'Poor English' led to death plunge

28 June 2017 - 05:50
By The Daily Telegraph
She misunderstood an instruction
Image: iStock She misunderstood an instruction "no jump" as "now jump".

A Spanish bungee jumping instructor's “poor English” contributed to the 2015 death of a Dutch teenager who leaped from a bridge before her rope was attached, a judge has said, ruling his employer will face prosecution.

Vera Mol, 17, died in August 2015 when she jumped from a viaduct on a highway in Cantabria as part of a group trip.

She had misunderstood an instruction "no jump" as "now jump", when he in fact intended to say "don't jump", the judge said.

The director of the company will now face prosecution for homicide through negligence, after appealing against a court ruling last year.
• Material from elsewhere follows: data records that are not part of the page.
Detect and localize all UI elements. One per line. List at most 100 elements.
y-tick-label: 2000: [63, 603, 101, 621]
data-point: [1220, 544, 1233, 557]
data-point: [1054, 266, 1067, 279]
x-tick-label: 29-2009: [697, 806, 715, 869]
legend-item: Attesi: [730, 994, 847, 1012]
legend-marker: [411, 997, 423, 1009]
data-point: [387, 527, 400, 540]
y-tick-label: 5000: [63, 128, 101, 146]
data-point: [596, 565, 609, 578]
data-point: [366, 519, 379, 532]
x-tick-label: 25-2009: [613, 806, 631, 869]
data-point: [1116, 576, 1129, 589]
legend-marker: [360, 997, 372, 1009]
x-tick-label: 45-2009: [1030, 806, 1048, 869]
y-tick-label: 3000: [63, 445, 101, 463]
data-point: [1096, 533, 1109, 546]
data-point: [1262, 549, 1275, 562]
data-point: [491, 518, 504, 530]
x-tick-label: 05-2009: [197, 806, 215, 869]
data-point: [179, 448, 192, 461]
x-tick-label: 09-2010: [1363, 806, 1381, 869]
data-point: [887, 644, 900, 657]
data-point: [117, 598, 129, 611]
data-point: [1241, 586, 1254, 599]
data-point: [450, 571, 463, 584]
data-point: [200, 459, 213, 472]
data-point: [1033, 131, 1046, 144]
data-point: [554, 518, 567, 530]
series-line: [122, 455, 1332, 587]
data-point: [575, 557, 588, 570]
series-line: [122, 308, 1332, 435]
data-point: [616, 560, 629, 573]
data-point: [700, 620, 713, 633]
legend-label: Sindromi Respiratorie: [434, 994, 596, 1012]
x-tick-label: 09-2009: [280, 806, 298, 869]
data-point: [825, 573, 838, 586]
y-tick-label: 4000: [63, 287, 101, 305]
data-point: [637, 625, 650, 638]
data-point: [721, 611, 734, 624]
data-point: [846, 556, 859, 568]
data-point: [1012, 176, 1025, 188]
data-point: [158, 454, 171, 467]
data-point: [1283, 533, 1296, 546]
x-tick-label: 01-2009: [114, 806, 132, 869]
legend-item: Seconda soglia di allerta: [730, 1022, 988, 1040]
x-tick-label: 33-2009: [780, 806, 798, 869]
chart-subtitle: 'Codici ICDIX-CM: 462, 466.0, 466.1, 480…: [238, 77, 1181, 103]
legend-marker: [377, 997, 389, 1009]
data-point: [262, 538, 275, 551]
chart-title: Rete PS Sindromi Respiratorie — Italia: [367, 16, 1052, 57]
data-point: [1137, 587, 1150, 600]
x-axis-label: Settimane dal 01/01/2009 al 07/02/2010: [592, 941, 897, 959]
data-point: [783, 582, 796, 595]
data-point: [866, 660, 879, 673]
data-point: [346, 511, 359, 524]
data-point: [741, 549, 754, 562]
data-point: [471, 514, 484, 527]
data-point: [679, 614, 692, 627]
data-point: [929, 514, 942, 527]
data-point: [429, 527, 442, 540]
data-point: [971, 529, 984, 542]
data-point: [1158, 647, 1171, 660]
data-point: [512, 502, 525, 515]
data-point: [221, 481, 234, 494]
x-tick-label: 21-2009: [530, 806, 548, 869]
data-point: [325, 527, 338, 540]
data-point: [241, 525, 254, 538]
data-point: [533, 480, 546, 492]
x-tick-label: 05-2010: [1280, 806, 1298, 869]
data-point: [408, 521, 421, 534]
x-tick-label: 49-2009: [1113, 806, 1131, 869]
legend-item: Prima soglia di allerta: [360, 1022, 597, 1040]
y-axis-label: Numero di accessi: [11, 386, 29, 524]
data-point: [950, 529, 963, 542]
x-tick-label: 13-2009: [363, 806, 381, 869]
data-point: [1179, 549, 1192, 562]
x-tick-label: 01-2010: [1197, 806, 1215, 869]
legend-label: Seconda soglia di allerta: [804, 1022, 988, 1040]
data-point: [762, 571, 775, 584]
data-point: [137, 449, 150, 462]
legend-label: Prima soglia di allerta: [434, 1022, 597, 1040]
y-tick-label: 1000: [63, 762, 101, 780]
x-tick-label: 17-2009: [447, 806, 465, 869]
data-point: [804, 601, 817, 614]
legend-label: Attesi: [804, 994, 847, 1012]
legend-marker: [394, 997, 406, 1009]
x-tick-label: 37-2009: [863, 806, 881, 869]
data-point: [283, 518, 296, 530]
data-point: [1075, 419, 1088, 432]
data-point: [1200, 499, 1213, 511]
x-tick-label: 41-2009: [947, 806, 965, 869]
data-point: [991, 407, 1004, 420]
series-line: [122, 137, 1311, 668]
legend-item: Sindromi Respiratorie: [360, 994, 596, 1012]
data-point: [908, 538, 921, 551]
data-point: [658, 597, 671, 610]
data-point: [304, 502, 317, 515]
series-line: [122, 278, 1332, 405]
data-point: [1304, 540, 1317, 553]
The appeal had argued that the teenager had jumped before being told to.

But the appeal judge said the instructor's level of English was not sufficient to be guiding foreigners in "something as delicate as jumping into the void from an elevated point".

Mol's death resulted in part from a "misunderstanding derived from the incorrect use and pronunciation of English", the ruling said.

The use of "no jump" could perfectly well be understood as an explicit order to jump by the victim.

Mol wasn't attached to a safety line for the ascent, and was underage. The instructor "didn't bother himself" to check for parental consent. None of the group had anywhere to stand but "on the edge of the abyss" while waiting for their equipment, the court said.